May 31, 2019
On a recent vacation, a book titled "The Great Degeneration: How Institutions Decay and Economies Die" caught my eye. Drawn in by the unrelenting pessimism of the title, I was tempted to buy it, knowing it might contribute to the landslide-prone stack that builds on my night table. But my wife intervened. "You don't need to buy that book," she said. "I can sum it up for you in two words: laziness and greed." I thought about that over the next day or so, a little jealous that she had composed history's shortest Cliffs Note with no effort. But every case I envisioned fit into that box, and they certainly did so in the financial industry.
"To my way of thinking, the reason that capital markets are, have always been, and will always be inefficient is not because of a shortage of timely information, the lack of analytical tools, or inadequate capital. The Internet will not make the market efficient, even though it makes far more information available at everyone’s fingertips, faster than ever before. Markets are inefficient because of human nature — innate, deep-rooted, and permanent. People do not consciously choose to invest according to their emotions — they simply cannot help it."

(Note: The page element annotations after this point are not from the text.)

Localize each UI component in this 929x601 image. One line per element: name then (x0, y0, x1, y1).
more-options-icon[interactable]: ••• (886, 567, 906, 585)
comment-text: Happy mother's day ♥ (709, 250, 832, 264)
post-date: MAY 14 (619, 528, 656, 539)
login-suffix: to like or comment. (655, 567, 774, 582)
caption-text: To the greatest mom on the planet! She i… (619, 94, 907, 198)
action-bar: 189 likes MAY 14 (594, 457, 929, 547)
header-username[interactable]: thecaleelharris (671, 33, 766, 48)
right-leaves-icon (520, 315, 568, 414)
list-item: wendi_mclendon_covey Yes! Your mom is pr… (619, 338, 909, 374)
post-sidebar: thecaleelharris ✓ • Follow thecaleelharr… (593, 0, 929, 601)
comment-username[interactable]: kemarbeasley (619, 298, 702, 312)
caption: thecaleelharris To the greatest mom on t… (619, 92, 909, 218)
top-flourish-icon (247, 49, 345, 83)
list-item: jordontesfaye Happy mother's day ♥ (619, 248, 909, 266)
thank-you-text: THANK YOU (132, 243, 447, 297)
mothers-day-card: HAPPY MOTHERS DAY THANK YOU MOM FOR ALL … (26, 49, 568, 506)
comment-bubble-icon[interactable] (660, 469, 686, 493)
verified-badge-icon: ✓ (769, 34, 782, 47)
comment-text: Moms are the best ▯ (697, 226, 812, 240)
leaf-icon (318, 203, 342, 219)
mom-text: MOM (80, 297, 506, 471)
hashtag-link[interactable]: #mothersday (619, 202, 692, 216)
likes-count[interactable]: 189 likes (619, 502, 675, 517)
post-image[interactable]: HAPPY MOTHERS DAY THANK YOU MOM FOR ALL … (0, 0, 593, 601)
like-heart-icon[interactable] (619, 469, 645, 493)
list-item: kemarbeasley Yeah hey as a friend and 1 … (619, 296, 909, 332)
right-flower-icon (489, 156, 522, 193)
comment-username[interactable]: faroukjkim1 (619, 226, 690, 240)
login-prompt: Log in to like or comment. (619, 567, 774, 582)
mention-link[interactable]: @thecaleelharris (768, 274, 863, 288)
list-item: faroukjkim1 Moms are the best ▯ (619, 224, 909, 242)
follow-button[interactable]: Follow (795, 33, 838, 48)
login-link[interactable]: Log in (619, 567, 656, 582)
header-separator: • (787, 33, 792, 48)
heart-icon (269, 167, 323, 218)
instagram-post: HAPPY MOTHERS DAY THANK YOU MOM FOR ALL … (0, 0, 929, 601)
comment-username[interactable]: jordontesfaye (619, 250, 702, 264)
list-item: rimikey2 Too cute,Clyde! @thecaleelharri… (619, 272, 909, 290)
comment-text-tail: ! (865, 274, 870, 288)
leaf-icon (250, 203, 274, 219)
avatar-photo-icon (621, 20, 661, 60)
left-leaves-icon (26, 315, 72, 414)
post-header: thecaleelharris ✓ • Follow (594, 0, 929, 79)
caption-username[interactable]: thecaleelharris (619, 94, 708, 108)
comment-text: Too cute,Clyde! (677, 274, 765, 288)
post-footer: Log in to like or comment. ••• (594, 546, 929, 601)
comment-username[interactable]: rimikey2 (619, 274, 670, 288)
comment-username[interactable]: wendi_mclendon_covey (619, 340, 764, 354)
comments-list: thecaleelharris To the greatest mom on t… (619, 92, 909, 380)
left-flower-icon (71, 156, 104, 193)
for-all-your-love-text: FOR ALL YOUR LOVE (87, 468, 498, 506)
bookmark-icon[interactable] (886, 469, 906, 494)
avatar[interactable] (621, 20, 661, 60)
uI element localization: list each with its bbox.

"There is no salve for the hungry investor like the immediate positive reinforcement that comes from making money instantaneously. A country of security analysts would still overreact. They would shun stigmatized companies, those experiencing financial distress, or those experiencing accounting problems. They would still liquidate money-losing positions as they were making new lows. They would avoid less liquid securities, since those are the last to participate in a rally and hard to get out of when things go wrong. In short, a country full of well-trained investors would make the same kind of mistakes that investors have been making forever, and for the same immutable reason — that they cannot help it."

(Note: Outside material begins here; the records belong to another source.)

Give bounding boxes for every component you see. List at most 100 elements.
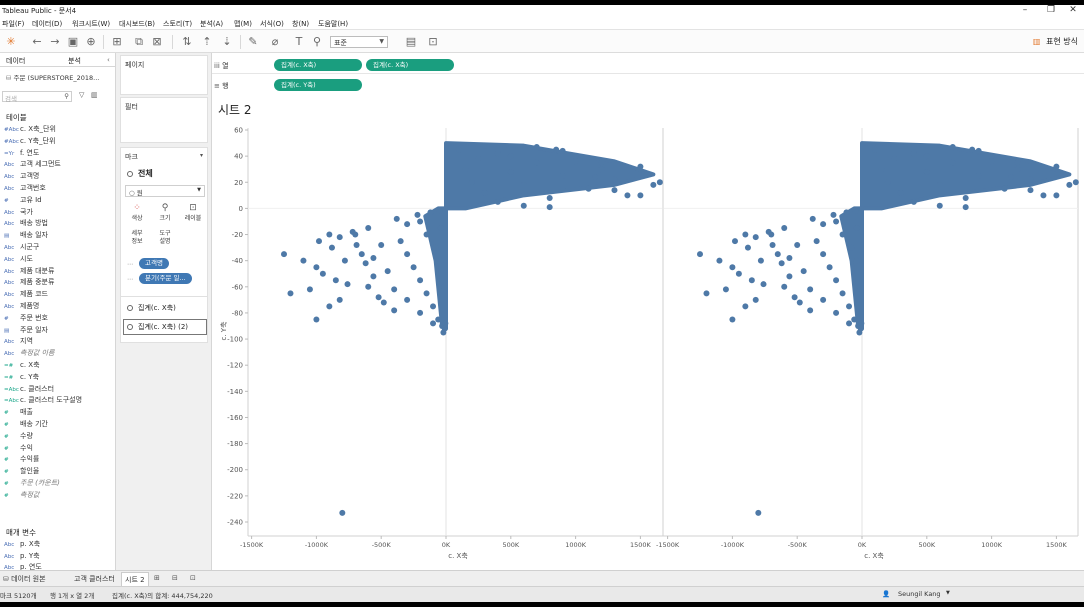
menu-dashboard[interactable]: 대시보드(B): [119, 19, 155, 29]
labels-icon[interactable]: T: [292, 35, 306, 49]
field-item[interactable]: Abc 제품명: [4, 301, 39, 312]
field-item[interactable]: Abc 고객 세그먼트: [4, 159, 61, 170]
field-item[interactable]: Abc 제품 코드: [4, 289, 48, 300]
field-item[interactable]: #Abcc. X축_단위: [4, 124, 56, 135]
view-options-icon[interactable]: ▥: [91, 91, 98, 99]
field-item[interactable]: Abc 국가: [4, 207, 33, 218]
filters-card[interactable]: 필터: [120, 97, 208, 143]
field-item[interactable]: #Abcc. Y축_단위: [4, 136, 55, 147]
field-item[interactable]: Abc 측정값 이름: [4, 348, 54, 359]
scatter-chart[interactable]: 60 40 20 0 -20 -40 -60 -80 -100 -120 -140 -160 -180 -…: [212, 91, 1084, 573]
new-worksheet-icon[interactable]: ⊞: [154, 574, 160, 582]
columns-pill-1[interactable]: 집계(c. X축): [274, 59, 362, 71]
tab-analysis[interactable]: 분석: [68, 56, 81, 66]
new-worksheet-icon[interactable]: ⊞: [110, 35, 124, 49]
color-button[interactable]: ⁘ 색상: [125, 203, 149, 223]
presentation-icon[interactable]: ⊡: [426, 35, 440, 49]
menu-analysis[interactable]: 분석(A): [200, 19, 223, 29]
restore-icon[interactable]: ❐: [1042, 5, 1060, 17]
field-item[interactable]: ▤ 배송 일자: [4, 230, 48, 241]
marks-pill-customer[interactable]: 고객명: [139, 258, 169, 269]
parameter-item[interactable]: Abc p. X축: [4, 539, 40, 550]
field-item[interactable]: # 고유 Id: [4, 195, 42, 206]
field-item[interactable]: # 주문 (카운트): [4, 478, 60, 489]
tab-data[interactable]: 데이터: [6, 56, 25, 66]
menu-worksheet[interactable]: 워크시트(W): [72, 19, 110, 29]
menu-file[interactable]: 파일(F): [2, 19, 24, 29]
data-source[interactable]: ⛁ 주문 (SUPERSTORE_2018...: [6, 72, 99, 82]
swap-icon[interactable]: ⇅: [180, 35, 194, 49]
save-icon[interactable]: ▣: [66, 35, 80, 49]
menu-story[interactable]: 스토리(T): [163, 19, 192, 29]
field-item[interactable]: ▤ 주문 일자: [4, 325, 48, 336]
label-button[interactable]: ⊡ 레이블: [181, 203, 205, 223]
field-item[interactable]: =# c. Y축: [4, 372, 39, 383]
field-item[interactable]: # 매출: [4, 407, 33, 418]
rows-pill-1[interactable]: 집계(c. Y축): [274, 79, 362, 91]
field-item[interactable]: =Abcc. 클러스터 도구설명: [4, 395, 82, 406]
field-name: c. Y축_단위: [20, 136, 56, 145]
marks-menu-icon[interactable]: ▾: [200, 152, 203, 159]
field-item[interactable]: Abc 지역: [4, 336, 33, 347]
new-datasource-icon[interactable]: ⊕: [84, 35, 98, 49]
status-user[interactable]: Seungil Kang: [898, 590, 941, 598]
fit-select[interactable]: 표준 ▼: [330, 36, 388, 48]
field-item[interactable]: # 수량: [4, 431, 33, 442]
undo-icon[interactable]: ←: [30, 35, 44, 49]
field-item[interactable]: Abc 시도: [4, 254, 33, 265]
field-item[interactable]: =Abcc. 클러스터: [4, 384, 54, 395]
field-item[interactable]: Abc 제품 대분류: [4, 266, 54, 277]
redo-icon[interactable]: →: [48, 35, 62, 49]
field-item[interactable]: =Yr f. 연도: [4, 148, 39, 159]
columns-shelf[interactable]: iii 열 집계(c. X축) 집계(c. X축): [212, 57, 1084, 74]
marks-all[interactable]: 전체: [127, 168, 153, 179]
new-story-icon[interactable]: ⊡: [190, 574, 196, 582]
field-item[interactable]: Abc 배송 방법: [4, 218, 48, 229]
menu-window[interactable]: 창(N): [292, 19, 309, 29]
tableau-logo-icon[interactable]: ✳: [4, 35, 18, 49]
field-search-input[interactable]: 검색 ⚲: [2, 91, 72, 103]
filter-icon[interactable]: ▽: [79, 91, 84, 99]
collapse-icon[interactable]: ‹: [107, 56, 110, 64]
menu-format[interactable]: 서식(O): [260, 19, 284, 29]
size-button[interactable]: ⚲ 크기: [153, 203, 177, 223]
field-item[interactable]: # 주문 번호: [4, 313, 48, 324]
tooltip-button[interactable]: 도구 설명: [153, 230, 177, 250]
clear-sheet-icon[interactable]: ⊠: [150, 35, 164, 49]
menu-help[interactable]: 도움말(H): [318, 19, 348, 29]
duplicate-sheet-icon[interactable]: ⧉: [132, 35, 146, 49]
pin-icon[interactable]: ⚲: [310, 35, 324, 49]
field-item[interactable]: # 수익률: [4, 454, 39, 465]
minimize-icon[interactable]: –: [1016, 5, 1034, 17]
field-item[interactable]: =# c. X축: [4, 360, 40, 371]
group-icon[interactable]: ⌀: [268, 35, 282, 49]
sort-asc-icon[interactable]: ⇡: [200, 35, 214, 49]
columns-pill-2[interactable]: 집계(c. X축): [366, 59, 454, 71]
tab-customer-cluster[interactable]: 고객 클러스터: [74, 574, 115, 584]
field-item[interactable]: # 배송 기간: [4, 419, 48, 430]
field-item[interactable]: # 측정값: [4, 490, 39, 501]
marks-sum-x2[interactable]: 집계(c. X축) (2): [123, 319, 207, 335]
field-item[interactable]: Abc 시군구: [4, 242, 39, 253]
menu-map[interactable]: 맵(M): [234, 19, 252, 29]
mark-type-select[interactable]: ○ 원 ▼: [125, 185, 205, 197]
field-item[interactable]: Abc 제품 중분류: [4, 277, 54, 288]
x-tick-label: 1000K: [981, 541, 1003, 549]
field-item[interactable]: # 수익: [4, 443, 33, 454]
field-item[interactable]: # 할인율: [4, 466, 39, 477]
highlight-icon[interactable]: ✎: [246, 35, 260, 49]
field-item[interactable]: Abc 고객명: [4, 171, 39, 182]
show-me-button[interactable]: ▥ 표현 방식: [1033, 36, 1078, 47]
sort-desc-icon[interactable]: ⇣: [220, 35, 234, 49]
close-icon[interactable]: ✕: [1064, 5, 1082, 17]
parameter-item[interactable]: Abc p. Y축: [4, 551, 40, 562]
cards-toggle-icon[interactable]: ▤: [404, 35, 418, 49]
detail-button[interactable]: 세부 정보: [125, 230, 149, 250]
field-item[interactable]: Abc 고객번호: [4, 183, 46, 194]
new-dashboard-icon[interactable]: ⊟: [172, 574, 178, 582]
marks-pill-quarter[interactable]: 분기(주문 일...: [139, 273, 192, 284]
tab-data-source[interactable]: ⛁ 데이터 원본: [3, 574, 46, 584]
chevron-down-icon[interactable]: ▼: [946, 590, 950, 596]
marks-sum-x[interactable]: 집계(c. X축): [127, 303, 176, 313]
menu-data[interactable]: 데이터(D): [32, 19, 62, 29]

In other words, the presence of human emotion will override human logic, even when the logic is well-crafted. It doesn't matter if an investor can figure out where a great investment lies, the mere fact of humanity will cause his or her actions to be non-optimal at times. This is what Klarman tries to use to his advantage, transferring that inefficiency from other investors' emotions to his coffers.

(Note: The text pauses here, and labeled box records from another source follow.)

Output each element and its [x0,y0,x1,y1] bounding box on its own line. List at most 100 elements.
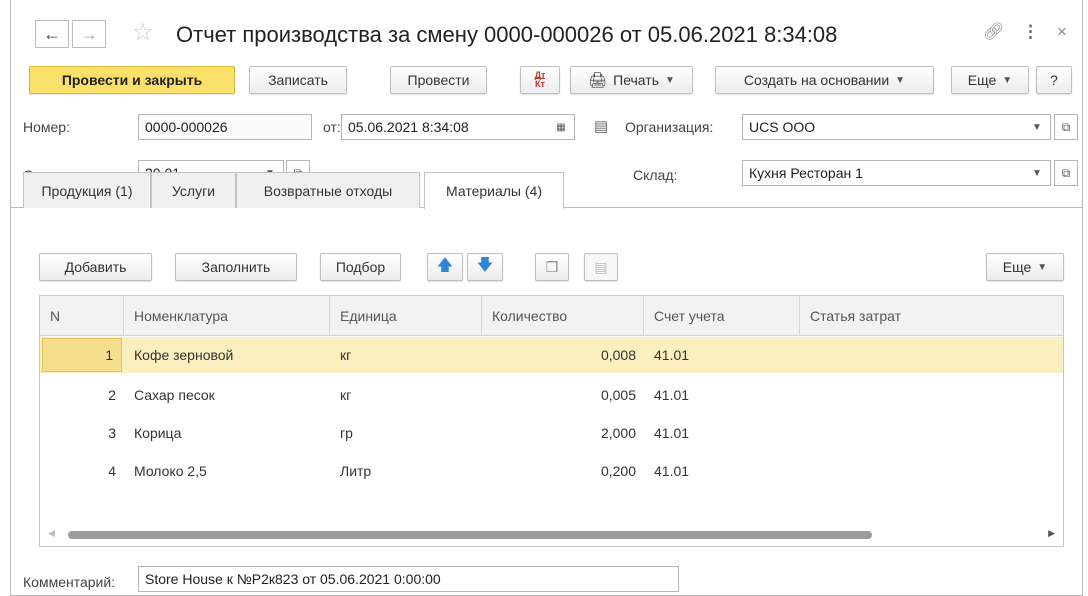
save-button[interactable]: Записать [249,66,347,94]
date-field[interactable]: 05.06.2021 8:34:08 ▦ [341,114,575,140]
row-account: 41.01 [654,425,690,441]
chevron-down-icon[interactable]: ▼ [1026,161,1048,185]
chevron-down-icon[interactable]: ▼ [1026,115,1048,139]
tab-materials[interactable]: Материалы (4) [424,172,564,209]
table-row[interactable]: 1 Кофе зерновой кг 0,008 41.01 [40,337,1063,373]
paste-button[interactable]: ▤ [584,253,618,281]
date-label: от: [323,119,341,135]
table-more-label: Еще [1002,259,1032,275]
row-account: 41.01 [654,387,690,403]
scroll-right-icon[interactable]: ▶ [1048,528,1055,539]
row-account: 41.01 [654,347,690,363]
row-cost-item [800,453,1063,489]
organization-label: Организация: [625,119,714,135]
table-row[interactable]: 2 Сахар песок кг 0,005 41.01 [40,377,1063,413]
create-based-on-button[interactable]: Создать на основании ▼ [715,66,934,94]
column-header-n[interactable]: N [40,296,124,336]
star-icon[interactable]: ☆ [132,18,154,47]
tab-services[interactable]: Услуги [151,172,236,208]
add-button[interactable]: Добавить [39,253,152,281]
copy-button[interactable]: ❐ [535,253,569,281]
print-label: Печать [613,72,659,88]
create-based-on-label: Создать на основании [743,72,890,88]
date-value: 05.06.2021 8:34:08 [348,119,469,135]
pick-button[interactable]: Подбор [320,253,401,281]
row-unit: кг [340,387,352,403]
comment-field[interactable]: Store House к №Р2к823 от 05.06.2021 0:00… [138,566,679,592]
link-icon[interactable]: 🔗︎ [983,22,1005,42]
scrollbar-thumb[interactable] [68,531,872,539]
more-label: Еще [967,72,997,88]
chevron-down-icon: ▼ [1037,261,1048,273]
post-button[interactable]: Провести [390,66,487,94]
materials-table: N Номенклатура Единица Количество Счет у… [39,295,1064,547]
post-and-close-button[interactable]: Провести и закрыть [29,66,235,94]
row-quantity: 0,200 [600,463,636,479]
chevron-down-icon: ▼ [895,74,906,86]
row-item: Молоко 2,5 [134,463,207,479]
organization-field[interactable]: UCS ООО ▼ [742,114,1051,140]
help-button[interactable]: ? [1036,66,1072,94]
move-down-button[interactable]: 🡇 [467,253,503,281]
row-unit: Литр [340,463,372,479]
arrow-left-icon: ← [43,23,61,44]
arrow-right-icon: → [80,23,98,44]
column-header-cost-item[interactable]: Статья затрат [800,296,1063,336]
print-button[interactable]: 🖨︎ Печать ▼ [570,66,693,94]
arrow-down-icon: 🡇 [476,256,494,274]
printer-icon: 🖨︎ [588,72,608,89]
row-cost-item [800,415,1063,451]
row-cost-item [800,337,1063,373]
open-form-icon[interactable]: ⧉ [1054,160,1078,186]
number-field[interactable]: 0000-000026 [138,114,312,140]
row-unit: кг [340,347,352,363]
forward-button[interactable]: → [72,20,106,48]
warehouse-value: Кухня Ресторан 1 [749,165,863,181]
dt-kt-button[interactable]: Дт Кт [520,66,560,94]
table-header: N Номенклатура Единица Количество Счет у… [40,296,1063,336]
number-label: Номер: [23,119,70,135]
more-vert-icon[interactable]: ⋮ [1022,22,1039,42]
row-item: Сахар песок [134,387,215,403]
chevron-down-icon: ▼ [665,74,675,86]
row-item: Кофе зерновой [134,347,234,363]
move-up-button[interactable]: 🡅 [427,253,463,281]
back-button[interactable]: ← [35,20,69,48]
table-row[interactable]: 3 Корица гр 2,000 41.01 [40,415,1063,451]
copy-icon: ❐ [545,258,559,275]
column-header-quantity[interactable]: Количество [482,296,644,336]
table-more-button[interactable]: Еще ▼ [986,253,1064,281]
close-icon[interactable]: × [1057,22,1067,42]
warehouse-label: Склад: [633,167,678,183]
row-item: Корица [134,425,182,441]
table-row[interactable]: 4 Молоко 2,5 Литр 0,200 41.01 [40,453,1063,489]
open-form-icon[interactable]: ⧉ [1054,114,1078,140]
column-header-item[interactable]: Номенклатура [124,296,330,336]
row-number: 4 [108,463,116,479]
column-header-account[interactable]: Счет учета [644,296,800,336]
row-number: 3 [108,425,116,441]
document-window: ← → ☆ Отчет производства за смену 0000-0… [10,0,1083,596]
arrow-up-icon: 🡅 [436,256,454,274]
tab-returnable-waste[interactable]: Возвратные отходы [236,172,420,208]
row-account: 41.01 [654,463,690,479]
fill-button[interactable]: Заполнить [175,253,297,281]
row-number: 2 [108,387,116,403]
window-title: Отчет производства за смену 0000-000026 … [176,22,838,47]
organization-value: UCS ООО [749,119,816,135]
paste-icon: ▤ [594,258,608,275]
column-header-unit[interactable]: Единица [330,296,482,336]
horizontal-scrollbar[interactable]: ◀ ▶ [40,524,1063,546]
row-quantity: 0,005 [600,387,636,403]
row-quantity: 0,008 [600,347,636,363]
kt-label: Кт [535,79,545,89]
more-button[interactable]: Еще ▼ [951,66,1029,94]
row-unit: гр [340,425,353,441]
chevron-down-icon: ▼ [1002,74,1013,86]
tab-products[interactable]: Продукция (1) [23,172,151,208]
warehouse-field[interactable]: Кухня Ресторан 1 ▼ [742,160,1051,186]
scroll-left-icon[interactable]: ◀ [48,528,55,539]
row-number: 1 [42,338,122,372]
row-quantity: 2,000 [600,425,636,441]
calendar-icon[interactable]: ▦ [550,115,572,139]
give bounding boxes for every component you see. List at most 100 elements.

Beyond the debate over stock picking, this implies that all investing risks fall into the same albatross. Dalbar, a research firm that studies investor behavior, reported:
In 2018 the average investor underperformed the S&P 500 in both good times and bad... Judging by the cash flows we saw, investors sensed danger in the markets and decreased their exposure but not nearly enough to prevent serious losses. Unfortunately, the problem was compounded by being out of the market during the recovery months. As a result, equity investors gained no alpha, and in fact trailed the S&P by 504 basis points [5.04%].
That is a huge opportunity cost in one year, and much of it is due to emotion.
"Alpha," cited above, is a measure of return of investment performance against a benchmark, such as an index.